In March 2011, he was arrested again from his home in the Ain Shams neighborhood in Cairo by the military intelligence. He was only able to call his brother the next day to inform him of his arrest. Nabil was sentenced to three years imprisonment on charges of "insulting the military" in his post "The Army and The People Were Never One Hand" by the 10th of Ramadan military court in Nasr City near Cairo on 10 April. Before this, he was imprisoned in a special punishment cell at El Marg prison, which did not allow him any sunlight. In addition, he was placed with common criminal cellmates who threatened him. He also was denied access to decent food and was forced to shower in dirty water and sleep on insect-laden bedding. He suffered severe allergies on all parts of his body due to the insect-laden bedding. Nabil demanded a doctor, as he has unstable blood pressure and a heart condition and needs regular medication and medical attention. He began a hunger strike August 23, 2011. During his hunger strike he suffered two comas and was close to death on numerous occasions.

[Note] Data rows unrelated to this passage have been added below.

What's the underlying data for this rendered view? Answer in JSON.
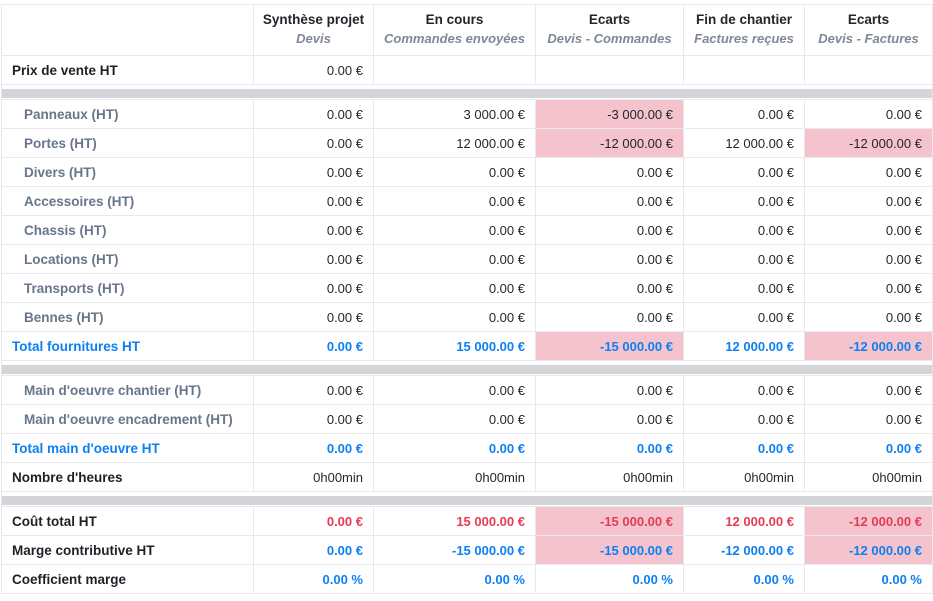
{
  "table": {
    "columns": [
      {
        "title": "",
        "subtitle": ""
      },
      {
        "title": "Synthèse projet",
        "subtitle": "Devis"
      },
      {
        "title": "En cours",
        "subtitle": "Commandes envoyées"
      },
      {
        "title": "Ecarts",
        "subtitle": "Devis - Commandes"
      },
      {
        "title": "Fin de chantier",
        "subtitle": "Factures reçues"
      },
      {
        "title": "Ecarts",
        "subtitle": "Devis - Factures"
      }
    ],
    "rows": [
      {
        "label": "Prix de vente HT",
        "values": [
          "0.00 €",
          "",
          "",
          "",
          ""
        ]
      },
      {
        "label": "Panneaux (HT)",
        "values": [
          "0.00 €",
          "3 000.00 €",
          "-3 000.00 €",
          "0.00 €",
          "0.00 €"
        ]
      },
      {
        "label": "Portes (HT)",
        "values": [
          "0.00 €",
          "12 000.00 €",
          "-12 000.00 €",
          "12 000.00 €",
          "-12 000.00 €"
        ]
      },
      {
        "label": "Divers (HT)",
        "values": [
          "0.00 €",
          "0.00 €",
          "0.00 €",
          "0.00 €",
          "0.00 €"
        ]
      },
      {
        "label": "Accessoires (HT)",
        "values": [
          "0.00 €",
          "0.00 €",
          "0.00 €",
          "0.00 €",
          "0.00 €"
        ]
      },
      {
        "label": "Chassis (HT)",
        "values": [
          "0.00 €",
          "0.00 €",
          "0.00 €",
          "0.00 €",
          "0.00 €"
        ]
      },
      {
        "label": "Locations (HT)",
        "values": [
          "0.00 €",
          "0.00 €",
          "0.00 €",
          "0.00 €",
          "0.00 €"
        ]
      },
      {
        "label": "Transports (HT)",
        "values": [
          "0.00 €",
          "0.00 €",
          "0.00 €",
          "0.00 €",
          "0.00 €"
        ]
      },
      {
        "label": "Bennes (HT)",
        "values": [
          "0.00 €",
          "0.00 €",
          "0.00 €",
          "0.00 €",
          "0.00 €"
        ]
      },
      {
        "label": "Total fournitures HT",
        "values": [
          "0.00 €",
          "15 000.00 €",
          "-15 000.00 €",
          "12 000.00 €",
          "-12 000.00 €"
        ]
      },
      {
        "label": "Main d'oeuvre chantier (HT)",
        "values": [
          "0.00 €",
          "0.00 €",
          "0.00 €",
          "0.00 €",
          "0.00 €"
        ]
      },
      {
        "label": "Main d'oeuvre encadrement (HT)",
        "values": [
          "0.00 €",
          "0.00 €",
          "0.00 €",
          "0.00 €",
          "0.00 €"
        ]
      },
      {
        "label": "Total main d'oeuvre HT",
        "values": [
          "0.00 €",
          "0.00 €",
          "0.00 €",
          "0.00 €",
          "0.00 €"
        ]
      },
      {
        "label": "Nombre d'heures",
        "values": [
          "0h00min",
          "0h00min",
          "0h00min",
          "0h00min",
          "0h00min"
        ]
      },
      {
        "label": "Coût total HT",
        "values": [
          "0.00 €",
          "15 000.00 €",
          "-15 000.00 €",
          "12 000.00 €",
          "-12 000.00 €"
        ]
      },
      {
        "label": "Marge contributive HT",
        "values": [
          "0.00 €",
          "-15 000.00 €",
          "-15 000.00 €",
          "-12 000.00 €",
          "-12 000.00 €"
        ]
      },
      {
        "label": "Coefficient marge",
        "values": [
          "0.00 %",
          "0.00 %",
          "0.00 %",
          "0.00 %",
          "0.00 %"
        ]
      }
    ]
  },
  "colors": {
    "accent_blue": "#0c80f2",
    "negative_red": "#e73b55",
    "highlight_pink": "#f4c3cd",
    "label_gray": "#68758a",
    "separator_gray": "#d3d5d9"
  }
}
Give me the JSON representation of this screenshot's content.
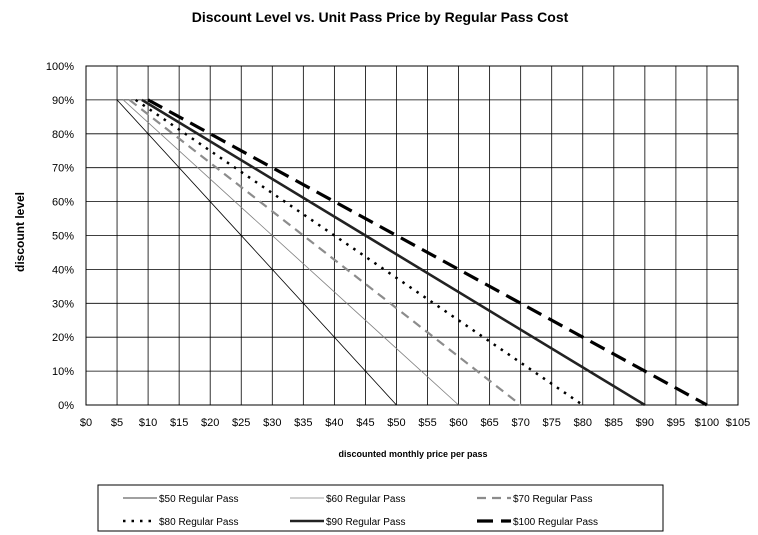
{
  "chart_data": {
    "type": "line",
    "title": "Discount Level vs. Unit Pass Price by Regular Pass Cost",
    "xlabel": "discounted monthly price per pass",
    "ylabel": "discount level",
    "xlim": [
      0,
      105
    ],
    "ylim": [
      0,
      100
    ],
    "x_ticks": [
      "$0",
      "$5",
      "$10",
      "$15",
      "$20",
      "$25",
      "$30",
      "$35",
      "$40",
      "$45",
      "$50",
      "$55",
      "$60",
      "$65",
      "$70",
      "$75",
      "$80",
      "$85",
      "$90",
      "$95",
      "$100",
      "$105"
    ],
    "y_ticks": [
      "0%",
      "10%",
      "20%",
      "30%",
      "40%",
      "50%",
      "60%",
      "70%",
      "80%",
      "90%",
      "100%"
    ],
    "grid": true,
    "legend_position": "bottom",
    "series": [
      {
        "name": "$50 Regular Pass",
        "x": [
          5,
          50
        ],
        "y": [
          90,
          0
        ],
        "color": "#000000",
        "style": "thin-solid"
      },
      {
        "name": "$60 Regular Pass",
        "x": [
          6,
          60
        ],
        "y": [
          90,
          0
        ],
        "color": "#808080",
        "style": "thin-solid"
      },
      {
        "name": "$70 Regular Pass",
        "x": [
          7,
          70
        ],
        "y": [
          90,
          0
        ],
        "color": "#8c8c8c",
        "style": "dash"
      },
      {
        "name": "$80 Regular Pass",
        "x": [
          8,
          80
        ],
        "y": [
          90,
          0
        ],
        "color": "#000000",
        "style": "dot"
      },
      {
        "name": "$90 Regular Pass",
        "x": [
          9,
          90
        ],
        "y": [
          90,
          0
        ],
        "color": "#222222",
        "style": "thick-solid"
      },
      {
        "name": "$100 Regular Pass",
        "x": [
          10,
          100
        ],
        "y": [
          90,
          0
        ],
        "color": "#000000",
        "style": "long-dash"
      }
    ]
  }
}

On 14 December 2011 the Egyptian supreme military court of appeals reduced his sentence to a two-year jail sentence, despite appeals to be freed. A call for a demonstration protesting against Maikel Nabil's imprisonment was announced through social media to take place on 29 December at the Tahrir Square.

Nabil was pardoned by the military ruling council on 23 January 2012. He spoke of his experiences at the Geneva Summit for Human Rights and Democracy a few weeks later.

==Awards and nominations==
"Human rights activist" David Keyes described Nabil as "utterly fearless: a staunch liberal in a deeply conservative society and a fierce critic of the military, an institution not known for its openness to alternative views."

Nabil has been nominated for the Nobel Peace Prize and for the Reporters Without Borders Netizen Prize. He received the First Freedom Award in 2011 from The International Federation of Liberal Youth (IFLRY), was chosen as the Honorary Writer of year 2012 by Mideast Youth, and was chosen among top Egyptian bloggers by The Daily Beast in January 2013.